More importantly, though, I completely understand crafting your life around the things you might actually need to address with a mental-health professional instead of blithely just working around until you’re either sick of your own bullshit or too dead to care. No one commits to a print-media career for the glory or riches or cake workdays: We willingly submit to a job we only half-jokingly liken to a bad habit at best and abusive relationship at worse that repays our 60-hour work weeks and bathroom-stall-contained anxiety attacks and prodigious drinking problems and shitty, shitty pay with more grueling conditions and thankless days because anything less doesn’t even come close to scratching the itch of an honest-to-god calling that’s the only life you want and better on its worst days than any other field on their best ones, all of which both cultivate and indicate a personality and temperament that most people understandably don’t want in a life partner. It is so often the curse of those who deal in non-linear processes to bring a part of ourselves to life in our media of choice.
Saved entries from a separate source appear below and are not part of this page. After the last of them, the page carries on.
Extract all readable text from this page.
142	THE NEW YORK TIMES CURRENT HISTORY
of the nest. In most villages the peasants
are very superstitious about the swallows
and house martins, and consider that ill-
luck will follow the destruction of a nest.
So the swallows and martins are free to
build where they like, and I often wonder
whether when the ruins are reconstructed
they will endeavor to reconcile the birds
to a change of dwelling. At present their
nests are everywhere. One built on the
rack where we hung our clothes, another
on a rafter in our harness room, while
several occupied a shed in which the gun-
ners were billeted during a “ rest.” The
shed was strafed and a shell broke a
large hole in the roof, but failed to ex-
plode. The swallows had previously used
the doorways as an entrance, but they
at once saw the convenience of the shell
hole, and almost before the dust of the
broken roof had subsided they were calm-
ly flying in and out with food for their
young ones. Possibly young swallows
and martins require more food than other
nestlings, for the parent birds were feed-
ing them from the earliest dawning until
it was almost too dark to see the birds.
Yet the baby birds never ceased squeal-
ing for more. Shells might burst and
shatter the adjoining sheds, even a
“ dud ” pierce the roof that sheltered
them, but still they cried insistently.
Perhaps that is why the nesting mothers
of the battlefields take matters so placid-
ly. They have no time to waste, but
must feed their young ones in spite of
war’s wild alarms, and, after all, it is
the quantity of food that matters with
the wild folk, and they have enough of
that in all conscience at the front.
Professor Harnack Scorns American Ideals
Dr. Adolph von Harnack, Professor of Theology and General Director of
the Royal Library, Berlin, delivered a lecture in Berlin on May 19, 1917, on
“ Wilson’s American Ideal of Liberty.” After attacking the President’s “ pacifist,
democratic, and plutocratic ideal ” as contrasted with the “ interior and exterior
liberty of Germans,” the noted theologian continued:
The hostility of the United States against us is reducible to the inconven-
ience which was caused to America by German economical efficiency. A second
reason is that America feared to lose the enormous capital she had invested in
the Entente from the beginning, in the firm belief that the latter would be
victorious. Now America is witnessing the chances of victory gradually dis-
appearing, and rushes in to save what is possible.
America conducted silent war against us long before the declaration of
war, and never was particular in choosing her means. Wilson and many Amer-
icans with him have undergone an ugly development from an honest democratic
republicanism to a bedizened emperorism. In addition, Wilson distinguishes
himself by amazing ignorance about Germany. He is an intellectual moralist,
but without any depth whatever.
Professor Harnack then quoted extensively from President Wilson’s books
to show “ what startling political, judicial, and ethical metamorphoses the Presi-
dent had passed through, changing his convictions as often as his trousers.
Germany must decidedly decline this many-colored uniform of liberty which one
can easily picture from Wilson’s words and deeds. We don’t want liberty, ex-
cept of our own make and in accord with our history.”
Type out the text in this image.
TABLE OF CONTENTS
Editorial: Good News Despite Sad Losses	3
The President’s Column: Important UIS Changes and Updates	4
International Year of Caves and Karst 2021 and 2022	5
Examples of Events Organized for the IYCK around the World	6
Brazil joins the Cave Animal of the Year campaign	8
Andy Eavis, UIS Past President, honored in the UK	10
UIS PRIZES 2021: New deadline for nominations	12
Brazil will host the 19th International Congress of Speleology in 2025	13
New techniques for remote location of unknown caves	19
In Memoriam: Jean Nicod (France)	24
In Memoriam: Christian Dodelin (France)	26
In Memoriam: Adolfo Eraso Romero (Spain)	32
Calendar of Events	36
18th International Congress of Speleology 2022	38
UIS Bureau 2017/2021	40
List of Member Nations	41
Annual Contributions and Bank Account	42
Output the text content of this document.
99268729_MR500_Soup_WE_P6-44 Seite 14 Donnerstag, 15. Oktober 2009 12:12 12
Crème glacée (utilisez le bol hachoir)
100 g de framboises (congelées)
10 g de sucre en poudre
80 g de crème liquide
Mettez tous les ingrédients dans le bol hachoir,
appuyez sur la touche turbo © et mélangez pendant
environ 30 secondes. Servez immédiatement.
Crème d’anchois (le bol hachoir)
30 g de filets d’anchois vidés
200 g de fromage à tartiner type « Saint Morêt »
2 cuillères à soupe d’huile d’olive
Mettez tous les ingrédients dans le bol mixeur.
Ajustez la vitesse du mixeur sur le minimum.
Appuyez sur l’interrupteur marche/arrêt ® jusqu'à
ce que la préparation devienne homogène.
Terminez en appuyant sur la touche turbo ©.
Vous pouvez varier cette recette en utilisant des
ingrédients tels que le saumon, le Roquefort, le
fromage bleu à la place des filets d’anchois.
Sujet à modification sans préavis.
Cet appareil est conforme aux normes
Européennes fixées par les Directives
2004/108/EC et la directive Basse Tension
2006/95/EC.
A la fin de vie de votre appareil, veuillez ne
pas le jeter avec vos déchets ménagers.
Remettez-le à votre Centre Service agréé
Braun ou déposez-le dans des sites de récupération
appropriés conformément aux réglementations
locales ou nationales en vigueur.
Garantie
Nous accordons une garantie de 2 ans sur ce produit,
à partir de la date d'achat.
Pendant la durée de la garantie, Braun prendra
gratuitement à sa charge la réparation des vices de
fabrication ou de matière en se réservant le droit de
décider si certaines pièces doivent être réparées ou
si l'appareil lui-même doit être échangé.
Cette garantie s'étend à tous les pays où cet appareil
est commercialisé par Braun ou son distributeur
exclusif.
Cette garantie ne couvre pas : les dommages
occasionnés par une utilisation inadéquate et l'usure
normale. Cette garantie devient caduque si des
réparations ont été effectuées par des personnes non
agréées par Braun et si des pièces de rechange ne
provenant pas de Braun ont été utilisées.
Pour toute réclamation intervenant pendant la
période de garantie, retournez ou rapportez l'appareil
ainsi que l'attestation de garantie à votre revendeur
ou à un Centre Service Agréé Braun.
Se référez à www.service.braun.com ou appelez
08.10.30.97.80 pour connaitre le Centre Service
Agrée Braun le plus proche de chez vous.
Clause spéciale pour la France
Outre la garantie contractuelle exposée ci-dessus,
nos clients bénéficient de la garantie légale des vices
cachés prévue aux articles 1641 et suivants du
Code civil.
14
Some of us get real lucky and marry within the herd, which I can confidently say is the best possible outcome. Most, however, don’t, damning them to a seemingly endless cycle of singing their solitude to another misguidedly lovesick creature, breaking the reality of that suboptimal self to another broken heart that made the grave mistake of equating a poet’s soul with the answer to their problems.

It’s so hard explaining to someone who thinks they just want to be let in that getting too close only looks good from the right angle, and for a brief moment at that; it’s even harder conjuring the courage to plumb your own murky depths to get to that point of understanding what kind of boundaries and life you need to be the most fulfilled version of you while minimizing the unintentionally doled-out wreckage of how others choose to perceive you. It’s a shame that the “It’s not you, it’s me” ethos has become a tired and maligned trope, but an entire song that spends its four-minute narrative dedicated to taking it back for the sake of laid-bare honesty goes a long in reclaiming its potential for a sincere confession’s uniquely intimate connection.